• Thursday, April 25, 2024
businessday logo

BusinessDay

Nigerian’s loss of down ballot interest

Nigerian’s loss of down ballot interest

Nigeria’s heavily centralised system kicked off with Aguiyi-Irons’s infamous unification decree in 1966. Since then, we have been in a race to the bottom as we have centralised more and more despite the evidence that Abuja is quite incapable of handling all it pretends to try to handle. Nigeria can only get sustainable progress from devolution and constitutional amendments that give the states the freedom and resources to develop themselves.

To be fair, the states and local governments have some powers, and their failure to utilise those properly makes a case for devolution pretty tough. According to data from UNESCO, Nigeria has about 20 million out-of-school children.

This long-standing problem has become part of the campaign rhetoric of presidential candidates, who have not hesitated to promise Nigerians that they will resolve the issue. As persuasive as they may sound, it will be almost impossible for them to eradicate mass illiteracy.

The reason is that the executive arm of government, which includes the Nigerian President and the Federal Government, is not in charge of the primary school system. In Nigeria’s federalism, the plan is to have executive powers shared among the federal, state and local governments in a way that synergy is created.

The state and local governments are constitutionally responsible for primary school education and healthcare. Their work is designed to be facilitated by councillors and legislators in the House of Assembly. But many Nigerians do not know that. We will get back to this…

For the North, South and Middle Belt. A true devolution that frees the states and regions to use their resources to develop themselves at their pace, with no one needing Abuja to be God, or sidelining some states to develop others, thus creating resentment.

Restructuring is what can work, and we saw this at some level during the First Republic. Trans-Amadi, Ikeja and Bompai are examples of what could have been. Every Nigerian state and LGA has to develop itself. The progress made at LGA and State level is what will lift this country. Centralisation has warped our minds so much that we do not even try to do what is legally permitted at the state and LGA levels.

No President will set up farms.
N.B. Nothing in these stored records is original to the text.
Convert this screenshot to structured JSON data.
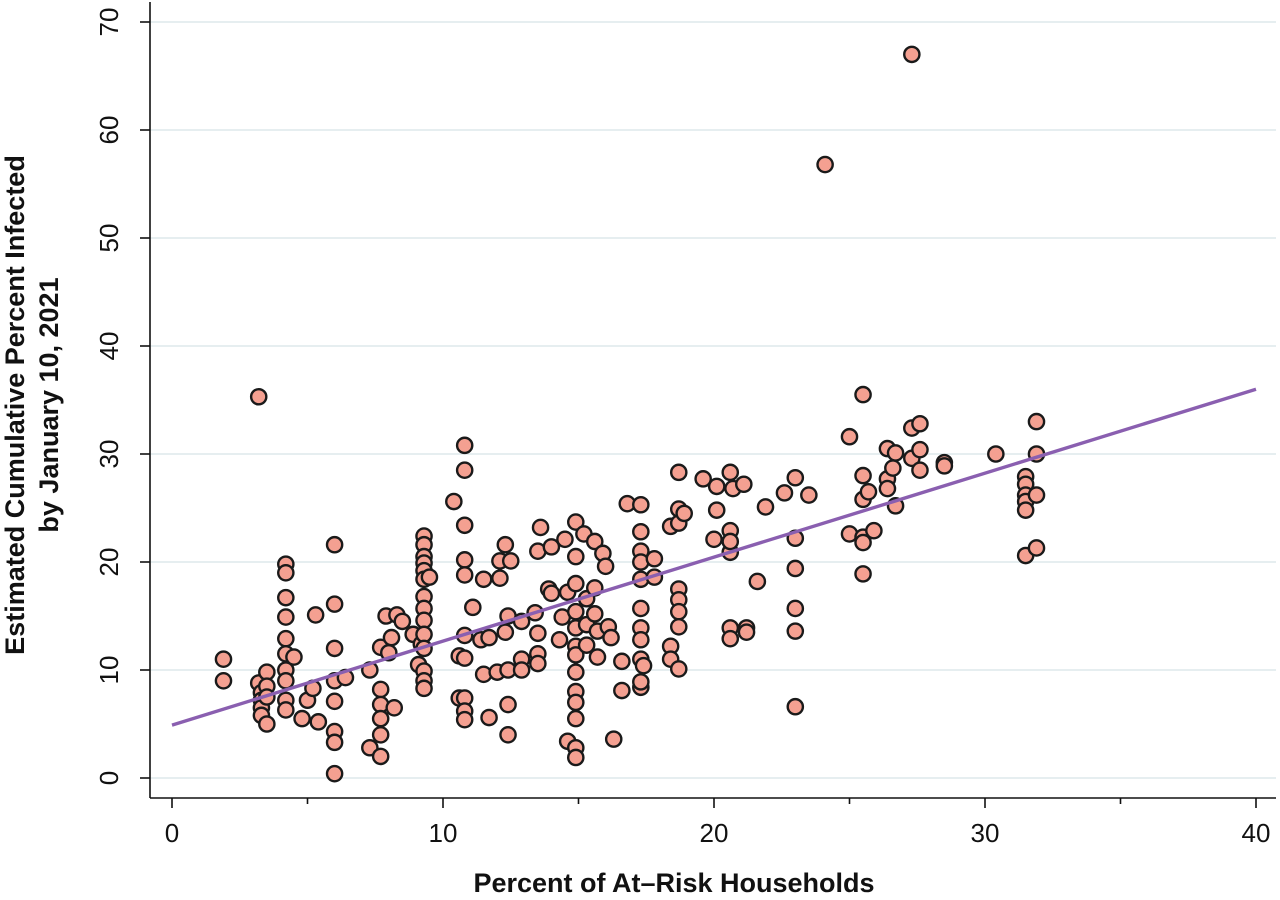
{
  "chart_data": {
    "type": "scatter",
    "title": "",
    "xlabel": "Percent of At–Risk Households",
    "ylabel_lines": [
      "Estimated Cumulative Percent Infected",
      "by January 10, 2021"
    ],
    "xlim": [
      0,
      40
    ],
    "ylim": [
      0,
      70
    ],
    "x_ticks": [
      0,
      10,
      20,
      30,
      40
    ],
    "x_minor_ticks": [
      5,
      15,
      25,
      35
    ],
    "y_ticks": [
      0,
      10,
      20,
      30,
      40,
      50,
      60,
      70
    ],
    "grid": "horizontal",
    "legend": "none",
    "colors": {
      "point_fill": "#f4a091",
      "point_stroke": "#1a1a1a",
      "fit_line": "#8a5fb0",
      "grid": "#dde8ec"
    },
    "series": [
      {
        "type": "scatter",
        "points": [
          [
            1.9,
            11.0
          ],
          [
            1.9,
            9.0
          ],
          [
            3.2,
            35.3
          ],
          [
            3.2,
            8.8
          ],
          [
            3.3,
            7.9
          ],
          [
            3.3,
            7.2
          ],
          [
            3.3,
            6.5
          ],
          [
            3.3,
            5.8
          ],
          [
            3.5,
            9.8
          ],
          [
            3.5,
            8.5
          ],
          [
            3.5,
            7.5
          ],
          [
            3.5,
            5.0
          ],
          [
            4.2,
            19.8
          ],
          [
            4.2,
            19.0
          ],
          [
            4.2,
            16.7
          ],
          [
            4.2,
            14.9
          ],
          [
            4.2,
            12.9
          ],
          [
            4.2,
            11.5
          ],
          [
            4.2,
            10.0
          ],
          [
            4.2,
            9.0
          ],
          [
            4.2,
            7.2
          ],
          [
            4.2,
            6.3
          ],
          [
            4.5,
            11.2
          ],
          [
            4.8,
            5.5
          ],
          [
            5.0,
            7.2
          ],
          [
            5.2,
            8.3
          ],
          [
            5.3,
            15.1
          ],
          [
            5.4,
            5.2
          ],
          [
            6.0,
            21.6
          ],
          [
            6.0,
            16.1
          ],
          [
            6.0,
            12.0
          ],
          [
            6.0,
            9.0
          ],
          [
            6.0,
            7.1
          ],
          [
            6.0,
            4.3
          ],
          [
            6.0,
            3.3
          ],
          [
            6.0,
            0.4
          ],
          [
            6.4,
            9.3
          ],
          [
            7.3,
            10.0
          ],
          [
            7.3,
            2.8
          ],
          [
            7.7,
            12.1
          ],
          [
            7.7,
            8.2
          ],
          [
            7.7,
            6.8
          ],
          [
            7.7,
            5.5
          ],
          [
            7.7,
            4.0
          ],
          [
            7.7,
            2.0
          ],
          [
            7.9,
            15.0
          ],
          [
            8.0,
            11.6
          ],
          [
            8.1,
            13.0
          ],
          [
            8.2,
            6.5
          ],
          [
            8.3,
            15.1
          ],
          [
            8.5,
            14.5
          ],
          [
            8.9,
            13.3
          ],
          [
            9.1,
            10.5
          ],
          [
            9.2,
            12.4
          ],
          [
            9.3,
            22.4
          ],
          [
            9.3,
            21.6
          ],
          [
            9.3,
            20.5
          ],
          [
            9.3,
            19.9
          ],
          [
            9.3,
            19.2
          ],
          [
            9.3,
            18.4
          ],
          [
            9.3,
            16.8
          ],
          [
            9.3,
            15.7
          ],
          [
            9.3,
            14.6
          ],
          [
            9.3,
            13.3
          ],
          [
            9.3,
            12.0
          ],
          [
            9.3,
            9.9
          ],
          [
            9.3,
            9.0
          ],
          [
            9.3,
            8.3
          ],
          [
            9.5,
            18.6
          ],
          [
            10.4,
            25.6
          ],
          [
            10.6,
            11.3
          ],
          [
            10.6,
            7.4
          ],
          [
            10.8,
            30.8
          ],
          [
            10.8,
            28.5
          ],
          [
            10.8,
            23.4
          ],
          [
            10.8,
            20.2
          ],
          [
            10.8,
            18.8
          ],
          [
            10.8,
            13.2
          ],
          [
            10.8,
            11.1
          ],
          [
            10.8,
            7.4
          ],
          [
            10.8,
            6.2
          ],
          [
            10.8,
            5.4
          ],
          [
            11.1,
            15.8
          ],
          [
            11.4,
            12.8
          ],
          [
            11.5,
            9.6
          ],
          [
            11.5,
            18.4
          ],
          [
            11.7,
            5.6
          ],
          [
            11.7,
            13.0
          ],
          [
            12.0,
            9.8
          ],
          [
            12.1,
            18.5
          ],
          [
            12.1,
            20.1
          ],
          [
            12.3,
            21.6
          ],
          [
            12.3,
            13.5
          ],
          [
            12.4,
            15.0
          ],
          [
            12.4,
            10.0
          ],
          [
            12.4,
            6.8
          ],
          [
            12.4,
            4.0
          ],
          [
            12.5,
            20.1
          ],
          [
            12.9,
            14.5
          ],
          [
            12.9,
            11.0
          ],
          [
            12.9,
            10.0
          ],
          [
            13.4,
            15.3
          ],
          [
            13.5,
            21.0
          ],
          [
            13.6,
            23.2
          ],
          [
            13.5,
            11.5
          ],
          [
            13.5,
            10.6
          ],
          [
            13.5,
            13.4
          ],
          [
            13.9,
            17.5
          ],
          [
            14.0,
            17.1
          ],
          [
            14.0,
            21.4
          ],
          [
            14.3,
            12.8
          ],
          [
            14.4,
            14.9
          ],
          [
            14.5,
            22.1
          ],
          [
            14.6,
            3.4
          ],
          [
            14.6,
            17.2
          ],
          [
            14.9,
            23.7
          ],
          [
            14.9,
            20.5
          ],
          [
            14.9,
            18.0
          ],
          [
            14.9,
            15.4
          ],
          [
            14.9,
            13.9
          ],
          [
            14.9,
            12.2
          ],
          [
            14.9,
            11.4
          ],
          [
            14.9,
            9.8
          ],
          [
            14.9,
            8.0
          ],
          [
            14.9,
            7.0
          ],
          [
            14.9,
            5.5
          ],
          [
            14.9,
            2.8
          ],
          [
            14.9,
            1.9
          ],
          [
            15.2,
            22.6
          ],
          [
            15.3,
            16.6
          ],
          [
            15.3,
            14.2
          ],
          [
            15.3,
            12.3
          ],
          [
            15.6,
            21.9
          ],
          [
            15.6,
            17.6
          ],
          [
            15.6,
            15.2
          ],
          [
            15.7,
            11.2
          ],
          [
            15.7,
            13.6
          ],
          [
            15.9,
            20.8
          ],
          [
            16.0,
            19.6
          ],
          [
            16.1,
            14.0
          ],
          [
            16.2,
            13.0
          ],
          [
            16.3,
            3.6
          ],
          [
            16.6,
            10.8
          ],
          [
            16.6,
            8.1
          ],
          [
            16.8,
            25.4
          ],
          [
            17.3,
            25.3
          ],
          [
            17.3,
            22.8
          ],
          [
            17.3,
            21.0
          ],
          [
            17.3,
            20.0
          ],
          [
            17.3,
            18.4
          ],
          [
            17.3,
            15.7
          ],
          [
            17.3,
            13.9
          ],
          [
            17.3,
            12.8
          ],
          [
            17.3,
            11.0
          ],
          [
            17.3,
            8.4
          ],
          [
            17.3,
            8.9
          ],
          [
            17.4,
            10.4
          ],
          [
            17.8,
            18.6
          ],
          [
            17.8,
            20.3
          ],
          [
            18.4,
            23.3
          ],
          [
            18.4,
            12.2
          ],
          [
            18.4,
            11.0
          ],
          [
            18.7,
            28.3
          ],
          [
            18.7,
            24.9
          ],
          [
            18.7,
            23.6
          ],
          [
            18.7,
            17.5
          ],
          [
            18.7,
            16.5
          ],
          [
            18.7,
            15.4
          ],
          [
            18.7,
            14.0
          ],
          [
            18.7,
            10.1
          ],
          [
            18.9,
            24.5
          ],
          [
            19.6,
            27.7
          ],
          [
            20.0,
            22.1
          ],
          [
            20.1,
            24.8
          ],
          [
            20.1,
            27.0
          ],
          [
            20.6,
            28.3
          ],
          [
            20.6,
            22.9
          ],
          [
            20.6,
            20.9
          ],
          [
            20.6,
            13.9
          ],
          [
            20.6,
            12.9
          ],
          [
            20.7,
            26.8
          ],
          [
            20.6,
            21.9
          ],
          [
            21.1,
            27.2
          ],
          [
            21.2,
            13.9
          ],
          [
            21.2,
            13.5
          ],
          [
            21.6,
            18.2
          ],
          [
            21.9,
            25.1
          ],
          [
            22.6,
            26.4
          ],
          [
            23.0,
            27.8
          ],
          [
            23.0,
            22.2
          ],
          [
            23.0,
            19.4
          ],
          [
            23.0,
            15.7
          ],
          [
            23.0,
            13.6
          ],
          [
            23.0,
            6.6
          ],
          [
            23.5,
            26.2
          ],
          [
            24.1,
            56.8
          ],
          [
            25.0,
            31.6
          ],
          [
            25.0,
            22.6
          ],
          [
            25.5,
            35.5
          ],
          [
            25.5,
            28.0
          ],
          [
            25.5,
            25.8
          ],
          [
            25.5,
            22.3
          ],
          [
            25.5,
            21.8
          ],
          [
            25.5,
            18.9
          ],
          [
            25.7,
            26.5
          ],
          [
            25.9,
            22.9
          ],
          [
            26.4,
            30.5
          ],
          [
            26.4,
            27.7
          ],
          [
            26.4,
            26.8
          ],
          [
            26.6,
            28.7
          ],
          [
            26.7,
            30.1
          ],
          [
            26.7,
            25.2
          ],
          [
            27.3,
            67.0
          ],
          [
            27.3,
            32.4
          ],
          [
            27.3,
            29.6
          ],
          [
            27.6,
            32.8
          ],
          [
            27.6,
            30.4
          ],
          [
            27.6,
            28.5
          ],
          [
            28.5,
            29.2
          ],
          [
            28.5,
            28.9
          ],
          [
            30.4,
            30.0
          ],
          [
            31.5,
            27.9
          ],
          [
            31.5,
            27.2
          ],
          [
            31.5,
            26.2
          ],
          [
            31.5,
            25.6
          ],
          [
            31.5,
            24.8
          ],
          [
            31.5,
            20.6
          ],
          [
            31.9,
            33.0
          ],
          [
            31.9,
            30.0
          ],
          [
            31.9,
            26.2
          ],
          [
            31.9,
            21.3
          ]
        ]
      },
      {
        "type": "line",
        "points": [
          [
            0,
            4.9
          ],
          [
            40,
            36.0
          ]
        ]
      }
    ]
  }
}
We have seen the outcome of Aso Rock refusing to let the states and regions handle power generation. We have seen the outcome of a centralised industrialisation policy rather than having industrial policy differ from state to state according to their raw materials, needs, educational attainment and human capital.

This centralised industrial policy has led to the white elephant that is Ajaokuta. Imagine if Onitsha (where the iron ore is) had been allowed to build a steel mill. Can Enugu generate power with its coal? Has Warri been able to expand its port? Tinapa failed partly because the FG refused to let them dredge the Calabar Estuary.

Read also: Naira crisis intensifies pressure to sell votes

What are the three major things we need from Nigeria’s next president?

In my view, they are to push for devolution with the National Assembly; to handle a sensible macroeconomic agenda sensibly and bring us up from the pit that the Buhari government has spent the last eight years digging us into; and to update and implement an up to date version of the Oronsaye Report, thus shrinking the Civil Service and automating it as much as practicable given our infrastructural challenges. But to do these, he needs the National Assembly.

Real progress can ONLY come from what happens on the ground in the 36 states and 774 LGAs, and this is where my earlier statement about Nigerians themselves not knowing comes into play.

Over time, Nigerians have proved to either be ignorant of the separation of powers among the three arms of government or reluctant to accept that they play different roles.

This ignorance or reluctance, as the case may be, can be seen in the 2023 election forecast that SBM Intelligence was commissioned by the Enough is Enough Coalition to conduct. The results of that forecast published last Friday show a declining interest in down-ballot elections among Nigerians.

All our respondents in this survey had an interest in the presidential election, but only a third, 34.53%, were interested in the governorship elections. One in five, 19.86%, showed any interest in the Senate, while the interest level in the House of Representatives and State House of Assembly elections was a sixth (16.75%) and one in seven (14.24%), respectively.

Many citizens are unduly focused on the presidential election, so there is a need for mass education on the importance of other positions because their actions and inaction play a crucial role in enhancing or dousing the Presidency’s efforts.

At the end of May, Nigeria will have only one president, 36 governors, 109 senators and 360 members of the House of Representatives. Therefore, Nigerians would do well to take every tier seriously and elect the right candidates if they truly desire to see a government that delivers satisfactorily on its promises and a country that works for everyone.